When famed Baroque sculptor Gian Lorenzo Bernini unveiled Apollo and Daphne in 1625, the marble work was resoundingly hailed as a meraviglia—a marvel.
By Alexxa Gotthardt
Not yet 30 years old, the sculptor had captured motion, transformation, sexual appetite, and terror more convincingly than any other artist working in stone before him. “Immediately when it was...finished, there arose such a cry that all Rome concurred in seeing it as a miracle,” art historian Filippo Baldinucci recalled of the masterpiece’s public debut, in his 1682 biography, Life of Gian Lorenzo Bernini.
Almost 400 years later, Apollo and Daphne remains mesmerizing for both its formal mastery and its disturbing, profoundly relevant subject matter: the ravenous pursuit of a woman, by a man who won’t take no for an answer.
Bernini began carving the sculpture in 1622, at just 23 years old. Already singled out as a prodigy and favored artist of the Roman papacy, he’d been commissioned by the notoriously indulgent Cardinal Scipione Borghese to create a series of sculptures for the cardinal’s palazzo. Though religious art took precedence in Renaissance and Baroque Italy, the Vatican also allowed—and in many cases, encouraged—the depiction of mythological themes. Artists like Bernini used these dramatic tales, full of violence and thinly veiled eroticism, to push the limits of acceptability.
In this sculpture, Bernini depicts the mythological drama that occurs between Apollo, god of music and poetry, and Daphne, a virginal nymph. The artist was likely inspired by the classical sculpture Apollo Belvedere (circa 2nd century AD) as well as the ancient Roman poet Ovid’s rendition of the myth. In Ovid’s telling, the story begins with a pissing contest between two male gods: After Apollo insults Eros (or Cupid), Eros takes revenge by orchestrating a scene of unrequited passion and possession. He shoots a golden arrow into Apollo, which makes him fall desperately in love with Daphne, then embeds a leaden arrow in her, enhancing the repulsion she feels towards her pursuer.

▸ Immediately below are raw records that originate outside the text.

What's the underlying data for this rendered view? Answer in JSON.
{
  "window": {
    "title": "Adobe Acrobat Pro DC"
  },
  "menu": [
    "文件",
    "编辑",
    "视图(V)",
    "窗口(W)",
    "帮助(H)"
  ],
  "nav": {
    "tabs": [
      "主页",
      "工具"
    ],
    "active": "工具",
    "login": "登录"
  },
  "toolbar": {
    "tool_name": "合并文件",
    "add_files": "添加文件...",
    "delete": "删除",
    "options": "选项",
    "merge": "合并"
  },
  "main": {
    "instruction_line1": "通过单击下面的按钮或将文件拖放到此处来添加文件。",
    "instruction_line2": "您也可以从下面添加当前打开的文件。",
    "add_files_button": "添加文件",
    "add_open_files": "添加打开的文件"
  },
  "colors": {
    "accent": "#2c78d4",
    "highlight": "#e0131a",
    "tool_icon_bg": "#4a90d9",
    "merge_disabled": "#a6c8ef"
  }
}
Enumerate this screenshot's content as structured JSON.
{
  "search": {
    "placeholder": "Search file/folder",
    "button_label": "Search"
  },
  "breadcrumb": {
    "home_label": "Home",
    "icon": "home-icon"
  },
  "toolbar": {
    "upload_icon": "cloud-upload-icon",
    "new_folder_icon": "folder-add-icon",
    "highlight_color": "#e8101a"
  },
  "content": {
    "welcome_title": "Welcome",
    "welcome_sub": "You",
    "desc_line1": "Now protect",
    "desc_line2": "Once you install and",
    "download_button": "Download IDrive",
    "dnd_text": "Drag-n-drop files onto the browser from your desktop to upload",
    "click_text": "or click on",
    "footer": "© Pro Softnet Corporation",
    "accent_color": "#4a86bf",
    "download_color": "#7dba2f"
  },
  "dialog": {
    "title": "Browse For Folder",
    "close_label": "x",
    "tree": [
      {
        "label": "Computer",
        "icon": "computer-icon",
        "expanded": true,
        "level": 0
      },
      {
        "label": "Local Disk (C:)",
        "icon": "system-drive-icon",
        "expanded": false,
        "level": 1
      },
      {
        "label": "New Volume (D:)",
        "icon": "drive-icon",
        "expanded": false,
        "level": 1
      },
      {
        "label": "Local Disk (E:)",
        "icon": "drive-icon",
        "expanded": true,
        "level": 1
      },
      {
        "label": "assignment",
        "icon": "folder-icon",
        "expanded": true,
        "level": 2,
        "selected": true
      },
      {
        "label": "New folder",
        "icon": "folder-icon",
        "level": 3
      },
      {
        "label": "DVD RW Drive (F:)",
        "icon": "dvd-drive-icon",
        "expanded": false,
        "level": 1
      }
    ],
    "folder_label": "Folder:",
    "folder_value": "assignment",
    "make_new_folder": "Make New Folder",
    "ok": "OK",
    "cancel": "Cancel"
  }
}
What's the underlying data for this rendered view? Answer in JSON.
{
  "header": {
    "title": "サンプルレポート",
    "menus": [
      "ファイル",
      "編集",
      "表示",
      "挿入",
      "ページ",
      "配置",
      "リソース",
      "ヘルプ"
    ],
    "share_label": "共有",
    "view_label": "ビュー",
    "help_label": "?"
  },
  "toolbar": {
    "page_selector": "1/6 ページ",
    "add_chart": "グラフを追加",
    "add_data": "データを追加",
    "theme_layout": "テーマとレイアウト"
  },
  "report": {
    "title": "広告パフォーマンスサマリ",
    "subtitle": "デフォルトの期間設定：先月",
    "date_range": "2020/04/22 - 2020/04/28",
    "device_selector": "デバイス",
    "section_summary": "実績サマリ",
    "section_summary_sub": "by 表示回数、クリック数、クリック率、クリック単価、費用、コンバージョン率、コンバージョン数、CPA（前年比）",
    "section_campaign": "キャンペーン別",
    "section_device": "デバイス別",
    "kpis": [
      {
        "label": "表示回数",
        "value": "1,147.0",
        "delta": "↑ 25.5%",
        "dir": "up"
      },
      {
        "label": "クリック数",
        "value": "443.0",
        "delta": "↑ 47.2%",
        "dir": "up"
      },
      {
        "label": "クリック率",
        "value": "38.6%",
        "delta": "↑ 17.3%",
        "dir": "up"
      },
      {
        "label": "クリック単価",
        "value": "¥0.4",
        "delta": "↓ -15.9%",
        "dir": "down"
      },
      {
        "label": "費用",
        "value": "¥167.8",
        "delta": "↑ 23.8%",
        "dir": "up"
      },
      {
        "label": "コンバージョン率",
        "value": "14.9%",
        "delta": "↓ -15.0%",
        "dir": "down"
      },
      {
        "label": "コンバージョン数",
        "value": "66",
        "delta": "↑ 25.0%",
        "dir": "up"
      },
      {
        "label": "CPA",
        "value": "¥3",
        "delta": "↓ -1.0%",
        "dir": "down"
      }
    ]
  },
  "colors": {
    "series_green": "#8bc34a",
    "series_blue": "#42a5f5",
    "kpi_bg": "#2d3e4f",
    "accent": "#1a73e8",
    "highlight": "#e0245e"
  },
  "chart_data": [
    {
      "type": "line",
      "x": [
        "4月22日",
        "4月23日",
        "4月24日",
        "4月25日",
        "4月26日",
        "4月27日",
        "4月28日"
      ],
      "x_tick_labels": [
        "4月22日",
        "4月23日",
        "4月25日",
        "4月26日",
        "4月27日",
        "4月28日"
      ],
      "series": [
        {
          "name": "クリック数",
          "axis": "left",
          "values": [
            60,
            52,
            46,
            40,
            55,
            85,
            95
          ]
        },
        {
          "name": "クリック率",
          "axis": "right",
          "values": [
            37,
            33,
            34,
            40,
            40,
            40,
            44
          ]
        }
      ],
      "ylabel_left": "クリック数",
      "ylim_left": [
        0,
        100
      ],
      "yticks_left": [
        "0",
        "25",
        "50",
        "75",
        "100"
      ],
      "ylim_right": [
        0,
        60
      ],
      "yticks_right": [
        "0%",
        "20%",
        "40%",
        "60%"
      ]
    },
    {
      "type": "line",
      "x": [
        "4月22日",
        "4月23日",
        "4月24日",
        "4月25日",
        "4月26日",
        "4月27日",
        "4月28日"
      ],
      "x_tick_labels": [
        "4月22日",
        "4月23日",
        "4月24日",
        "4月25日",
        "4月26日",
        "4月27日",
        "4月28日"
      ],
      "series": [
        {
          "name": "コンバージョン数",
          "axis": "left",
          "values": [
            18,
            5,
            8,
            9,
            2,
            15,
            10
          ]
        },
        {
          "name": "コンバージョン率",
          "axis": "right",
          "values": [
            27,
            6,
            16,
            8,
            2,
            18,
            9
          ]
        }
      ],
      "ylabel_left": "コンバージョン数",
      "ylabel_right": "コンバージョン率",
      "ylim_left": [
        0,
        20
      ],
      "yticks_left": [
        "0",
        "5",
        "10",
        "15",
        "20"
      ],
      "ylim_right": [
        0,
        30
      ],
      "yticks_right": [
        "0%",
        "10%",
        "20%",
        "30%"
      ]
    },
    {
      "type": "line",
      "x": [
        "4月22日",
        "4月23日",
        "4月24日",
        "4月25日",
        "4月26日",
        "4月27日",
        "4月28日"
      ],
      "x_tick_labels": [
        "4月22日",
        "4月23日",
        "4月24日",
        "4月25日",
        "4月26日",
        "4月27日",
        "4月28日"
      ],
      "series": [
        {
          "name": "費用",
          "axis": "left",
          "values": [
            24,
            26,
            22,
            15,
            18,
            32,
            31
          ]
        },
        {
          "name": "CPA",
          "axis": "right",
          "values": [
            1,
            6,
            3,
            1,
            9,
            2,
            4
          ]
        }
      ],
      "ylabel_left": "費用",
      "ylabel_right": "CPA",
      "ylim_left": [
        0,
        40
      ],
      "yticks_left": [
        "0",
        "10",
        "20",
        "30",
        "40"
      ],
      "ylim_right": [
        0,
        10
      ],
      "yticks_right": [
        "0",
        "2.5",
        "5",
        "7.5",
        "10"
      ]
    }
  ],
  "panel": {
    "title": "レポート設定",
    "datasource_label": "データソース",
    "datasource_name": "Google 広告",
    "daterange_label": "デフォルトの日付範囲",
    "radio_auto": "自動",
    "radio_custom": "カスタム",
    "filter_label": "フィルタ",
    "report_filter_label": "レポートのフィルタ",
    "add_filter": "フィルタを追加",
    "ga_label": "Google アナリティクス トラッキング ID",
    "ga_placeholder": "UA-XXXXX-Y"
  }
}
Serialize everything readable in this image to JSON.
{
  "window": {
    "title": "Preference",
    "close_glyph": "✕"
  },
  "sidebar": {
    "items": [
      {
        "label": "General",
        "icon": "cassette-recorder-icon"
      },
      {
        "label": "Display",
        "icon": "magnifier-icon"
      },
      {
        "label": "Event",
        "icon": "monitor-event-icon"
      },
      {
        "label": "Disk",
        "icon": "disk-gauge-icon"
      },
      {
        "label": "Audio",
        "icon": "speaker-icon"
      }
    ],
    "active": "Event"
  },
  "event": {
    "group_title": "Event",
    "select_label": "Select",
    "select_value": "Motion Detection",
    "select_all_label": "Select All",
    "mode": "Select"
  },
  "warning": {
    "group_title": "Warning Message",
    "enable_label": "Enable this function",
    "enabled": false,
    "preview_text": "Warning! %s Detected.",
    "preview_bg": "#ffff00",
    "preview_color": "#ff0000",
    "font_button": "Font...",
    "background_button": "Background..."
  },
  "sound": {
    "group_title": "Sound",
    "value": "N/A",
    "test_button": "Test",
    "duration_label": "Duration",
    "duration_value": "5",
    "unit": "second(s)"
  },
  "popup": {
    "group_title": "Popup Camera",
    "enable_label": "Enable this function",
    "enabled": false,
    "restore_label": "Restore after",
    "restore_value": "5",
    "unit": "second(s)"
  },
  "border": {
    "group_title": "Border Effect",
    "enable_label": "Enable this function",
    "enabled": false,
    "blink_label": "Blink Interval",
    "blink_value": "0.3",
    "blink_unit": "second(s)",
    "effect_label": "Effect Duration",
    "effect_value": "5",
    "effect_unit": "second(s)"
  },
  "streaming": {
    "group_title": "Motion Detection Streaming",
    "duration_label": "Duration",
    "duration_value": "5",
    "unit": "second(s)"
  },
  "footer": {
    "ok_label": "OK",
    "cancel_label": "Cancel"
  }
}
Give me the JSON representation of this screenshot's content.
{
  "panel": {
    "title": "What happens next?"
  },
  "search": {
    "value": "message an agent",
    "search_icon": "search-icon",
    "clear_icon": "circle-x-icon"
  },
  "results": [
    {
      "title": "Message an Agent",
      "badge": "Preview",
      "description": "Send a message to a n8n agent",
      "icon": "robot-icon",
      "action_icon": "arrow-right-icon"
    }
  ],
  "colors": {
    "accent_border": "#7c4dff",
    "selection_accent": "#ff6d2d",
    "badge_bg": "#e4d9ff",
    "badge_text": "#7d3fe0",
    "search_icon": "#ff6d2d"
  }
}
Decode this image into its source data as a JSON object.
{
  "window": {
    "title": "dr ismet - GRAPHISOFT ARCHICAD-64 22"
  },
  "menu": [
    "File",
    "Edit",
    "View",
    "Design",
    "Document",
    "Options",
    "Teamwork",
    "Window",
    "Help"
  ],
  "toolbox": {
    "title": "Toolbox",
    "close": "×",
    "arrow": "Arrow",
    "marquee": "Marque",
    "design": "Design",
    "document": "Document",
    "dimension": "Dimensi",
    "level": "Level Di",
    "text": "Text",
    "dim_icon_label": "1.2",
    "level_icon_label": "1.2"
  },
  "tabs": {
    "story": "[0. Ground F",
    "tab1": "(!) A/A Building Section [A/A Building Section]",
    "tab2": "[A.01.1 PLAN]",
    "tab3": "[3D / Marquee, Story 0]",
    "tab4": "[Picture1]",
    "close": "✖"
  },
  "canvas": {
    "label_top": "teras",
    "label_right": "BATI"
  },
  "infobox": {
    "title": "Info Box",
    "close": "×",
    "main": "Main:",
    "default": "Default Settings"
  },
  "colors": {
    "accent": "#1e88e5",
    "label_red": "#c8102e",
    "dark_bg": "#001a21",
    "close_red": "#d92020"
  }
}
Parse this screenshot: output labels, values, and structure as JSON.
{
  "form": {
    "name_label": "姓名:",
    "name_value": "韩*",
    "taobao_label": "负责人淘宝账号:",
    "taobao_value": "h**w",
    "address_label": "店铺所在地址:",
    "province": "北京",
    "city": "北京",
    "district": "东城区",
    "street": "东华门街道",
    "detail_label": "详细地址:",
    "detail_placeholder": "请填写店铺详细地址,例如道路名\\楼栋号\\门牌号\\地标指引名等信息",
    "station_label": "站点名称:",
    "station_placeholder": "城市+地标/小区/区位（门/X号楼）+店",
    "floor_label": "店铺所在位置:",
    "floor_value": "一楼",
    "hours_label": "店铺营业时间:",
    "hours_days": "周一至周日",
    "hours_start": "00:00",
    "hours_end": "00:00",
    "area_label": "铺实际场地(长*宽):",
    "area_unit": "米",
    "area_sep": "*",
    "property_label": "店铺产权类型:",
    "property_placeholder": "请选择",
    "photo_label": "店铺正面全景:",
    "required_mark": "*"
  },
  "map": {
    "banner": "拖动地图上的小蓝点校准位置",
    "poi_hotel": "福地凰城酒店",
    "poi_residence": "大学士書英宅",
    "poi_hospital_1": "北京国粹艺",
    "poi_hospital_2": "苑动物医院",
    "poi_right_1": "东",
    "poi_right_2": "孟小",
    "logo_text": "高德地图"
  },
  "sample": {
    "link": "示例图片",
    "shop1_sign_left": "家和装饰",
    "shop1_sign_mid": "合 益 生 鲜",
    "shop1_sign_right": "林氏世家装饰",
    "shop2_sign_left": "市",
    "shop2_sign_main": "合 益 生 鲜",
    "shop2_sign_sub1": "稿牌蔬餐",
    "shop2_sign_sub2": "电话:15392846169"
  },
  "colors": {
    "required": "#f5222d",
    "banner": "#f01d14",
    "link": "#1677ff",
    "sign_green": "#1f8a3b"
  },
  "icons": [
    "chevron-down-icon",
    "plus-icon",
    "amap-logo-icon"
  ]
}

Daphne flees Apollo’s hungry advances. When he catches up to her, she sacrifices her human body and assumes the form of a laurel tree. Even then, as Ovid explains, Apollo doesn’t let up: “[He] loved her still. He placed his hand where he had hoped and felt the heart still beating …
Under the bark and he embraced the branches, as if they were still limbs, and kissed the wood.” Daphne, however, still resisted: “And the wood shrank from his kisses.”